- Born: June 1962 (age 64) United States
- Citizenship: American
- Occupations: Author, entrepreneur, marketing strategist
- Years active: 1978–present
- Known for: Marketing publications and co-founder and CEO of GISTICS Inc.
- Notable work: Co-author of Firebrands: Building Brand Loyalty in the Internet Age
- Website: michaeljaymoon.com

= Michael Jay Moon =

Michael Jay Moon is an American author, entrepreneur, marketing strategist who is the co-author of Firebrands: Building Brand Loyalty in the Internet Age, as well as the co-founder and CEO of the consulting and research company GISTICS Inc.

== Career ==
Moon began his career in Silicon Valley at the microcomputer company IMS Associates, Inc. in 1978, working in marketing and business development roles. He went on to work with Regis McKenna at Regis McKenna, Inc., working on the advertising accounts of Apple, Intel, and Microfocus. He founded his first marketing and communications agency, Michael Moon Associates, in 1981.

After working at various Silicon Valley market research firms, Moon co-founded the Oakland-based GISTICS Inc. in 1987 as a research firm exploring the deployment of new technology, and serves as its president and CEO.

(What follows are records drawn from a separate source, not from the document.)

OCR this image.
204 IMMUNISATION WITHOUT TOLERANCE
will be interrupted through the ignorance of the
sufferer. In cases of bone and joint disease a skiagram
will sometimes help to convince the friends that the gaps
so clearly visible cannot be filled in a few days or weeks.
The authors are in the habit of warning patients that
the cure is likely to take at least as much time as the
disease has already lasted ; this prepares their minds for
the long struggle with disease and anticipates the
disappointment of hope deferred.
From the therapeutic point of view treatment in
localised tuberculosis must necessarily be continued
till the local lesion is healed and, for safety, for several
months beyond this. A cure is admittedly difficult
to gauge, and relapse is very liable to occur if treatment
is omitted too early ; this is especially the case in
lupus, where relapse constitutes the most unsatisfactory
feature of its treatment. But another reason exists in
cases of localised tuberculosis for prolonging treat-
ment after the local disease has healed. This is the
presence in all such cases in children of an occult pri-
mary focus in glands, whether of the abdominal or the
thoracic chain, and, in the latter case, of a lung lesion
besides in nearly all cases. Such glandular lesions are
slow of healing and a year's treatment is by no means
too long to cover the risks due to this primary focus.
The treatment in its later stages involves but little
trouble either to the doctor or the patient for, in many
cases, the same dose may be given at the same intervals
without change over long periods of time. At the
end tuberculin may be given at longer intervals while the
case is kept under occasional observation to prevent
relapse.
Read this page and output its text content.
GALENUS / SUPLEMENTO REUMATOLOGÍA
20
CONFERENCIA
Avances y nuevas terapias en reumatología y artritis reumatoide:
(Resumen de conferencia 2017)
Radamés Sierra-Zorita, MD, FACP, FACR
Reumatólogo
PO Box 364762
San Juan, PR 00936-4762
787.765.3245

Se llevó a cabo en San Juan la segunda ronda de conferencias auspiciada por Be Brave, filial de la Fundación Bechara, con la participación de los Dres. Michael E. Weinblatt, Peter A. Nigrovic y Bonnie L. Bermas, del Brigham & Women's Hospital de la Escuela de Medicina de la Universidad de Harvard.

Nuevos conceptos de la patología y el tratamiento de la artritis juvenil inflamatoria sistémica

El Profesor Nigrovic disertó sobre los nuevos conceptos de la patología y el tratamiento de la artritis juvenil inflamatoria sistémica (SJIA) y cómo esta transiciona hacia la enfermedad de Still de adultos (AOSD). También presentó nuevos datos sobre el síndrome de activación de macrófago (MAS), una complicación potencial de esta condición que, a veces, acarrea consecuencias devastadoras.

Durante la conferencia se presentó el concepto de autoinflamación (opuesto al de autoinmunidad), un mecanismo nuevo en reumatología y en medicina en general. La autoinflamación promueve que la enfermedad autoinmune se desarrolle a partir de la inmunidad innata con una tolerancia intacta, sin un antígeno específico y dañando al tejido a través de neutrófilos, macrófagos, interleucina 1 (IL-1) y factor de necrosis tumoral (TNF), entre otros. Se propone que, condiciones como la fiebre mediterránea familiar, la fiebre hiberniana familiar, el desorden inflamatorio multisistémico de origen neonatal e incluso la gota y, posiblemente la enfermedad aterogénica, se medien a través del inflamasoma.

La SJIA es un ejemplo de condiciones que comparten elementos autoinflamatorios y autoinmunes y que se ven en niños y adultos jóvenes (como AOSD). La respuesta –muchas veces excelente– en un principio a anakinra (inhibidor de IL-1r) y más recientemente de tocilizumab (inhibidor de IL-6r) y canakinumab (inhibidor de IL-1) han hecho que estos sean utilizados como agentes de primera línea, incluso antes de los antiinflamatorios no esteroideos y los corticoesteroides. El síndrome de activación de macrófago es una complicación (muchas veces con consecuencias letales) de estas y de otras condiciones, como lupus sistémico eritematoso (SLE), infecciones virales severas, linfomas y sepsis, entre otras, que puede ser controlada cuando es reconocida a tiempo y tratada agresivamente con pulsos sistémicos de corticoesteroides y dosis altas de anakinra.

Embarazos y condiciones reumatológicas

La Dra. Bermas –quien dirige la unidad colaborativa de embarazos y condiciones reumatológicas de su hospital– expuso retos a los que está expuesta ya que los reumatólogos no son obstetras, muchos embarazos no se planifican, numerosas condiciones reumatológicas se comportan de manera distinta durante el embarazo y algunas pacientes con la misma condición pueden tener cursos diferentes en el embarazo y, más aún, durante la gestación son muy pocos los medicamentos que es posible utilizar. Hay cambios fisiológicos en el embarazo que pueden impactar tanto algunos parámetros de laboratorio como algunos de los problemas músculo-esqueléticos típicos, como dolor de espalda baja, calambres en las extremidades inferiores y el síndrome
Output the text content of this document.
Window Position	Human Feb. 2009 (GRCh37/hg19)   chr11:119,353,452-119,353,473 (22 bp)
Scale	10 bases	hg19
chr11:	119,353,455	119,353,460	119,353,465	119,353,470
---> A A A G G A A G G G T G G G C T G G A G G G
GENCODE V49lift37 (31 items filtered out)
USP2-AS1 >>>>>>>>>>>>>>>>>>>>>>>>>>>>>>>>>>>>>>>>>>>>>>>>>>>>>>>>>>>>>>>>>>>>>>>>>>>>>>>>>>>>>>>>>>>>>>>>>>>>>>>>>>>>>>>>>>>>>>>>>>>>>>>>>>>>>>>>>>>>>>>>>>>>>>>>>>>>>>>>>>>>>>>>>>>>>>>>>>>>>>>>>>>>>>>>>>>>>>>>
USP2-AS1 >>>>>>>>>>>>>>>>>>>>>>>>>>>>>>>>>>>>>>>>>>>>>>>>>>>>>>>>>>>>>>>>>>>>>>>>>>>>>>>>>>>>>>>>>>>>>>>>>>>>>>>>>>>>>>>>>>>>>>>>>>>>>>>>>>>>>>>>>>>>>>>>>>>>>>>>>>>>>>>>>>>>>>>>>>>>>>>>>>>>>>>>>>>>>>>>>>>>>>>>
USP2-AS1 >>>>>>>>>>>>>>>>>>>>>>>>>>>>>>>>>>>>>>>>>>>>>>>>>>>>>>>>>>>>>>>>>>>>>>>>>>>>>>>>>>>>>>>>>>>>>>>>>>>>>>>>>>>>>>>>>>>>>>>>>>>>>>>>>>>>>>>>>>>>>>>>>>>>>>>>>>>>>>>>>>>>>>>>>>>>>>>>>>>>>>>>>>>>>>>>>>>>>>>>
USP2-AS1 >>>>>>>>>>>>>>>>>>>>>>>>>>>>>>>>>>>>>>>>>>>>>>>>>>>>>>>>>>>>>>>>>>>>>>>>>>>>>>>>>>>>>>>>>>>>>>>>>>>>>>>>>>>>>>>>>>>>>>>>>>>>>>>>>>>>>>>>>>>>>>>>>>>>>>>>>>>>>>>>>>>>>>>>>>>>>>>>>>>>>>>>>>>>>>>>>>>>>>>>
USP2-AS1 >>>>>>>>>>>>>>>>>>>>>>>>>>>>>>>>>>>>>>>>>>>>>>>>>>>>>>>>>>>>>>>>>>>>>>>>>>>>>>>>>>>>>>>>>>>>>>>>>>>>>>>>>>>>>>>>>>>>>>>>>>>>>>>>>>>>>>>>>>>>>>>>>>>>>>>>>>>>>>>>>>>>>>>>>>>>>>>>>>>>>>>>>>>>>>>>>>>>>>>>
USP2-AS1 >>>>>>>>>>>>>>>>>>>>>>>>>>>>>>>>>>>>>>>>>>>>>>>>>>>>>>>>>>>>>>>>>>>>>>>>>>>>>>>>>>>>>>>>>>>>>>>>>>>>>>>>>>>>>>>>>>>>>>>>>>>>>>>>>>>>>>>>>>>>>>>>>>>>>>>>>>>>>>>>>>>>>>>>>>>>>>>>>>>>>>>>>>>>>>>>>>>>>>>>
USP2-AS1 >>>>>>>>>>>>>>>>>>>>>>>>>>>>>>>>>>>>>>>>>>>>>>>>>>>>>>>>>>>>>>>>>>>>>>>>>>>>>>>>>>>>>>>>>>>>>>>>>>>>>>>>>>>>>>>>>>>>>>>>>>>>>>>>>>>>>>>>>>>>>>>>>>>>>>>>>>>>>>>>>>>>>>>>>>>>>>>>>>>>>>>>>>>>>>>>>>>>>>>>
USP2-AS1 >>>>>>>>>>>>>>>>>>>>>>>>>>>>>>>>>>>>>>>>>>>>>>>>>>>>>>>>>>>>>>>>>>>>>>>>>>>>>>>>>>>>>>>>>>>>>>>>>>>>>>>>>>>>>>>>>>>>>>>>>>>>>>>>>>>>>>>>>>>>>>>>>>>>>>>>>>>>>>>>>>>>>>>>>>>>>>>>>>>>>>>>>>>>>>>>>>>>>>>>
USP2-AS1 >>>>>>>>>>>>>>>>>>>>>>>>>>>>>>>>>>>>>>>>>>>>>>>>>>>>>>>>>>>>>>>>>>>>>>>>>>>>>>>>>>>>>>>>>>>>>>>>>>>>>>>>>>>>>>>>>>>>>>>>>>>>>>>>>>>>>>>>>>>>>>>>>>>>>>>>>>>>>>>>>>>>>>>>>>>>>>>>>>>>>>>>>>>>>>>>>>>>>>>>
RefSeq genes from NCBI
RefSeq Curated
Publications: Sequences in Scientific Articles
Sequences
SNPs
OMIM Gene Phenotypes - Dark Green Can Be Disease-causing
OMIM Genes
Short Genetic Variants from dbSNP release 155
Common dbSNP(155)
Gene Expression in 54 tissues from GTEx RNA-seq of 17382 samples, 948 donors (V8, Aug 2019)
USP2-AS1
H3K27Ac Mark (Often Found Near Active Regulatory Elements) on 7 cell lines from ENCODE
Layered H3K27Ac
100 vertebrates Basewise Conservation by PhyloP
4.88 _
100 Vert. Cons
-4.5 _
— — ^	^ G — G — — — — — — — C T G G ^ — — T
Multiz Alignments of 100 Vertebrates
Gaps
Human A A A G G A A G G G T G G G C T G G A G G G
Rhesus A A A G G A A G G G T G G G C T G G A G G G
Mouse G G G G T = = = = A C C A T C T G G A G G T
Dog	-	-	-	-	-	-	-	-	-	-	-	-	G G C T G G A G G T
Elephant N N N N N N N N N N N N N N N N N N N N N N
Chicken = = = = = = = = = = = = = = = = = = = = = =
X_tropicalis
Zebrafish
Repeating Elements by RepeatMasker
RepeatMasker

Since 1991 it has focused almost exclusively on digital media and marketing automation. GISTICS researches emerging technologies and provides recommendations for companies to apply them to business and marketing applications. GISTICS also explores emerging trends in social media, and how technology companies can apply them as part of their market entry strategy.

=== Writing ===
Moon was a contributing editor for Morph’s Outpost from 1993-1995, launching the magazine and writing a monthly column. A technical publication on emerging multimedia design technology, it was based on the design of '60s underground newspapers. He was a blogger for Customer Engagement Agencies, DAM for Marketing and Engagement Marketspace. In 2000, he co-authored Firebrands: Building Brand Loyalty in the Internet Age with Doug Millison. The book is now available in 13 languages.

== Bibliography ==
- Firebrands: Building Brand Loyalty in the Internet Age, McGraw-Hill Osborne Media, 2000

== Recognition ==
In January 1999, Chief Executive Magazine featured Moon in the magazine’s “Technology Gurus” article. He also serves on the advisory board of The Vasconcellos Project, a group created to carry the vision of former Silicon Valley legislator John Vasconcellos.